Watts doesn't lie to the marks, but sometimes he has to set a trap. The clothes, the jewelry, and the gold-trimmed roller are all part of his gimmick -- the marks are mesmerized by the luxury vehicle and fine vines. They're looking for someone wearing combat fatigues to jump out of the bushes, guns drawn, to come hunting them down, A-Team style. But with Watts, by the time his targets realize what's going down, it's going down. He manages to pull criminal types off the block, without bloodshed or altercations, in record time: This trap was sprung in 13 seconds.

No blood. No shootouts. No funky, scratchy guitar licks or staccato trumpet blasts. No problem.

Watts tells the kid that he'll get a new court date, but chances are better that he's going straight to the pokey. Watts has done all he could. "I'm trying to heal these people on whatever level I can," says Watts, bouncing down the Center's steps. "I'm just trying to be a witness to God's grace." He checks his watch; it's late, and he's restless for the street. "Uh-oh," he says, "we gotta get rollin'."

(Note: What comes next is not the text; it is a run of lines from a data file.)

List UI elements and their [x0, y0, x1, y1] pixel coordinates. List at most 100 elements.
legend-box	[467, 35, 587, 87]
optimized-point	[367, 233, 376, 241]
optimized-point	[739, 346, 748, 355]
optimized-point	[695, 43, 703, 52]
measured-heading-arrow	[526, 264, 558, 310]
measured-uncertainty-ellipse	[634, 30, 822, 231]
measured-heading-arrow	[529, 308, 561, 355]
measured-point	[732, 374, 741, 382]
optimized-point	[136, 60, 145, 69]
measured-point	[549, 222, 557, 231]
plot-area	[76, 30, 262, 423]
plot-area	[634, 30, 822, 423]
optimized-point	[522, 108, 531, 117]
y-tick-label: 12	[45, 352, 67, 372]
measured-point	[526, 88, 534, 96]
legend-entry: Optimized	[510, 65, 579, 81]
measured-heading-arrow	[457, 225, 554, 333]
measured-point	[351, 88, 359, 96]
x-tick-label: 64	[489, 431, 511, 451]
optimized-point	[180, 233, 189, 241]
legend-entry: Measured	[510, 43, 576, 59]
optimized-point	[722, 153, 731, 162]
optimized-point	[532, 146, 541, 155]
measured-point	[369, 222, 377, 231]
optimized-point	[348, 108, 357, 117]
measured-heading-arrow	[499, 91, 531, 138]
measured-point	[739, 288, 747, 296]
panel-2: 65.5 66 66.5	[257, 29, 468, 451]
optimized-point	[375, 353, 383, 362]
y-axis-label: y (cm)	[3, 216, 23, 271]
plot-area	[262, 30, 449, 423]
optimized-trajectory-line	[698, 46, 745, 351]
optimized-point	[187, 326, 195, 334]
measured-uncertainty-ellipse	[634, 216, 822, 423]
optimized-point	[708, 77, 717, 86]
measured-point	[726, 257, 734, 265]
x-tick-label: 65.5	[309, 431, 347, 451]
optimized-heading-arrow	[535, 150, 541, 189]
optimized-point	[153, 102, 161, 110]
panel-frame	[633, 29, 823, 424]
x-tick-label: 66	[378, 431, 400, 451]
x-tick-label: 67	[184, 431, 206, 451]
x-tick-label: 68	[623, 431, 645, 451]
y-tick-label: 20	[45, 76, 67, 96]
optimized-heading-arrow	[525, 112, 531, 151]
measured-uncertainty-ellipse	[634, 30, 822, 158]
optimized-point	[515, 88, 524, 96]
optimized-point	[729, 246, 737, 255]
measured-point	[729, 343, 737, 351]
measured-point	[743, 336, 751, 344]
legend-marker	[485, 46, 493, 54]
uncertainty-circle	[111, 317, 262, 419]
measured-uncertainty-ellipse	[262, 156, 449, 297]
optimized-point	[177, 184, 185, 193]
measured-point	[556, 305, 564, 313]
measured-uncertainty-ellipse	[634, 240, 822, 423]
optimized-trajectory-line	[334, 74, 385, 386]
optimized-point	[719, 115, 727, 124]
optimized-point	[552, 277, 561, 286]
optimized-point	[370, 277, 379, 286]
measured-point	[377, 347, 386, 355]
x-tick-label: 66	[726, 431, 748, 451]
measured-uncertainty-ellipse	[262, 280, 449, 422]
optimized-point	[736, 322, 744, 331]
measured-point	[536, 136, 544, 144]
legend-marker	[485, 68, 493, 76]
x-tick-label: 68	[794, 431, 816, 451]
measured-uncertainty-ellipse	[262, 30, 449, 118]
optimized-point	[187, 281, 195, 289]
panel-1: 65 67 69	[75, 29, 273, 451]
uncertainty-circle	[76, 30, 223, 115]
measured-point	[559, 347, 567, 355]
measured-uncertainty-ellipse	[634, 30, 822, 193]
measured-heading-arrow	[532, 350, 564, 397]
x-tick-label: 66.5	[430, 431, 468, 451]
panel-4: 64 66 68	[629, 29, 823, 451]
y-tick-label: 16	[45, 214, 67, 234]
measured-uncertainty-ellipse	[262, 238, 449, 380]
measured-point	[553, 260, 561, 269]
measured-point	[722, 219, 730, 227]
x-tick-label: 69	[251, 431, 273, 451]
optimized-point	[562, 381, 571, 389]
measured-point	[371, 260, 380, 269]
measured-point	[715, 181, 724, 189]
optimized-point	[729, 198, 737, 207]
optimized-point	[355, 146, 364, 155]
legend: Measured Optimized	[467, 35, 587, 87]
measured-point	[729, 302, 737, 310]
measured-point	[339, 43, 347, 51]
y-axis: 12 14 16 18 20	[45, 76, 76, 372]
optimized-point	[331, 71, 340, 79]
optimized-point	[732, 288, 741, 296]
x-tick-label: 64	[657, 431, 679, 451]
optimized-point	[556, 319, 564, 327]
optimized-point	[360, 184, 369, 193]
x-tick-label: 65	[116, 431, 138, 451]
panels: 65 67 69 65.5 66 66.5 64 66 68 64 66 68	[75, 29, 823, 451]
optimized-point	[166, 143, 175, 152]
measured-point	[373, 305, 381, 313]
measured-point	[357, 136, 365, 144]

Tires screeching, he hits the highway hard, pulling off into a strip mall in Westlake. He slaps his pockets to verify their contents -- check! -- as he and The Shape make a rush for the Dairy Queen. They step to the counter and look around, relieved. The Shape gets a Snickers Blizzard, later pouring in barbecued potato chips for a distinctive taste. Watts gets a banana split. They aren't staking out a skip -- just enjoying a treat at his favorite DQ. The Shape crunches away at his concoction, while Watts dabs at a drop of chocolate that has stained his silk top -- the worst stain he's gotten in this business. He's never had to draw a weapon or had one drawn on him -- the Golden Rule keeps things from getting physical. The skips he brought in today were not unusual. "Ten times out of 10, I open a door and make the arrest," he says, taking a spoonful of vanilla. "This is real life, not no knock-'em-down, shoot-'em-up TV show." This business is about relationships, he says, and it's just not that hard to do this work, when you treat people right.

"I'm just a simple man," he says, wiping the corners of his mouth, "doing a simple job."